The pain is a so-called transmission. Due to the anatomical proximity of the heart, the pain generated there is projected into other regions by co-exciting the corresponding pain fibers. A very important differential diagnosis (another diagnosis with similar symptoms) is aortic dissection.

Here the wall layers of the aorta detach from each other or, in the worst case, tear apart. This can result in massive, life-threatening bleeding, which is why this should always be considered in the case of sudden onset of severe back pain. The main symptom of a heart attack is sudden, very severe pain.

These are most often located in the chest and/or left arm. The third most common symptom is shoulder pain. This pain is also on the left side of the body and is similar in character to the other localizations.

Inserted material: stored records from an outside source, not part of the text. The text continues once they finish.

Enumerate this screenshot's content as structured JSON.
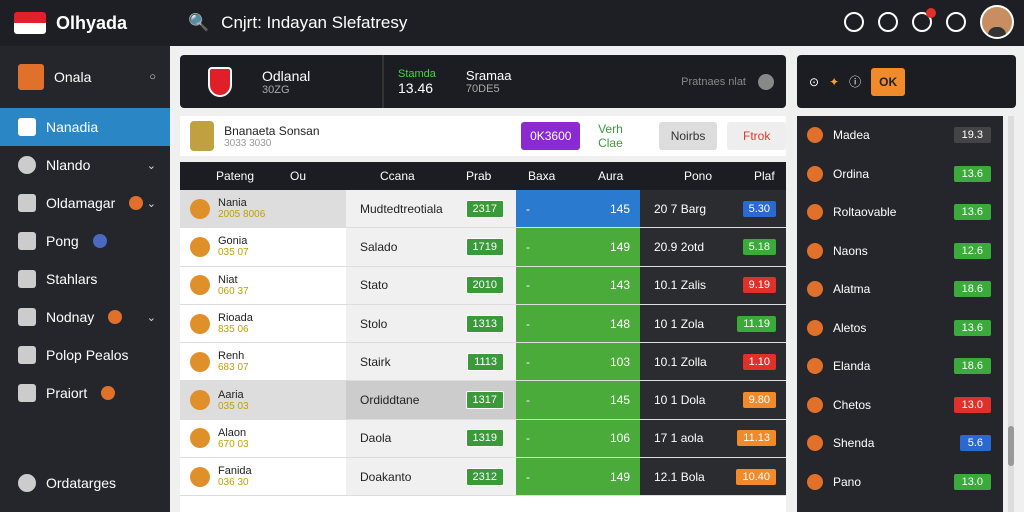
{
  "app": {
    "title": "Olhyada",
    "search_text": "Cnjrt: Indayan Slefatresy"
  },
  "sidebar": {
    "items": [
      {
        "label": "Onala"
      },
      {
        "label": "Nanadia"
      },
      {
        "label": "Nlando"
      },
      {
        "label": "Oldamagar"
      },
      {
        "label": "Pong"
      },
      {
        "label": "Stahlars"
      },
      {
        "label": "Nodnay"
      },
      {
        "label": "Polop Pealos"
      },
      {
        "label": "Praiort"
      }
    ],
    "footer_label": "Ordatarges"
  },
  "header_panel": {
    "title": "Odlanal",
    "sub": "30ZG",
    "stat_label": "Stamda",
    "stat_value": "13.46",
    "mid_label": "Sramaa",
    "mid_sub": "70DE5",
    "right_label": "Pratnaes nlat"
  },
  "subbar": {
    "title": "Bnanaeta Sonsan",
    "sub": "3033 3030",
    "btn1": "0K3600",
    "btn2": "Verh Clae",
    "btn3": "Noirbs",
    "btn4": "Ftrok"
  },
  "table": {
    "headers": [
      "Pateng",
      "Ou",
      "Ccana",
      "Prab",
      "Baxa",
      "Aura",
      "Pono",
      "Plaf"
    ],
    "rows": [
      {
        "team": "Nania",
        "score": "2005 8006",
        "match": "Mudtedtreotiala",
        "g": "2317",
        "a": "145",
        "d": "20 7 Barg",
        "o": "5.30"
      },
      {
        "team": "Gonia",
        "score": "035 07",
        "match": "Salado",
        "g": "1719",
        "a": "149",
        "d": "20.9 2otd",
        "o": "5.18"
      },
      {
        "team": "Niat",
        "score": "060 37",
        "match": "Stato",
        "g": "2010",
        "a": "143",
        "d": "10.1 Zalis",
        "o": "9.19"
      },
      {
        "team": "Rioada",
        "score": "835 06",
        "match": "Stolo",
        "g": "1313",
        "a": "148",
        "d": "10 1 Zola",
        "o": "11.19"
      },
      {
        "team": "Renh",
        "score": "683 07",
        "match": "Stairk",
        "g": "1113",
        "a": "103",
        "d": "10.1 Zolla",
        "o": "1.10"
      },
      {
        "team": "Aaria",
        "score": "035 03",
        "match": "Ordiddtane",
        "g": "1317",
        "a": "145",
        "d": "10 1 Dola",
        "o": "9.80"
      },
      {
        "team": "Alaon",
        "score": "670 03",
        "match": "Daola",
        "g": "1319",
        "a": "106",
        "d": "17 1 aola",
        "o": "11.13"
      },
      {
        "team": "Fanida",
        "score": "036 30",
        "match": "Doakanto",
        "g": "2312",
        "a": "149",
        "d": "12.1 Bola",
        "o": "10.40"
      }
    ]
  },
  "right_list": [
    {
      "label": "Madea",
      "value": "19.3"
    },
    {
      "label": "Ordina",
      "value": "13.6"
    },
    {
      "label": "Roltaovable",
      "value": "13.6"
    },
    {
      "label": "Naons",
      "value": "12.6"
    },
    {
      "label": "Alatma",
      "value": "18.6"
    },
    {
      "label": "Aletos",
      "value": "13.6"
    },
    {
      "label": "Elanda",
      "value": "18.6"
    },
    {
      "label": "Chetos",
      "value": "13.0"
    },
    {
      "label": "Shenda",
      "value": "5.6"
    },
    {
      "label": "Pano",
      "value": "13.0"
    }
  ]
}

Other causes of sudden onset of shoulder pain on the left side are damage to the muscle, tendon and bone structures or to nerve fibers, some of which run in thick bundles (e.g. brachial plexus) in anatomical proximity.In addition, however, this usually results in movement restrictions or movement-dependent pain, which would be rather untypical as accompanying symptoms of a heart attack. Heart palpitations are mainly caused by the dwindling pumping capacity and the falling blood pressure. During an infarction, a so-called cardiogenic (emanating from the heart) shock often occurs.

The blood pressure drops extremely and the heart tries to compensate by accelerating the frequency in order to ensure the supply of the body. Besides the shock symptoms, tachycardia also occurs as an early complication of heart attacks. Ventricular tachycardia (tachycardia of the ventricle) is found in 10-30% of cases of heart rhythm disturbance.

These can turn into ventricular fibrillation, which is a life-threatening condition that should be treated with electrical defibrillation. These complications are the reason why infarction patients have to be observed as inpatients for a while before they are discharged into the home environment – treated and medicated (if this is the patient’s wish). In addition to the pain and physical symptoms, a heart attack also represents an enormous psychological burden.

Many patients notice the changes at the moment of the heart attack: the tightness of the chest, stabbing pain, sweating, heart stumbling (palpitations), shortness of breath. All these accompanying symptoms understandably cause massive anxiety in many patients, which can sometimes increase to the point of mortal fear. A panic attack unconsciously intensifies the symptoms, as it is also characterized by similar symptoms. After such an experience, traumatization can occur, which can lead to problems even after recovery and professional medical care. Even the smallest changes in the body then lead to panic attacks, which can be counteracted with psychotherapeutic help.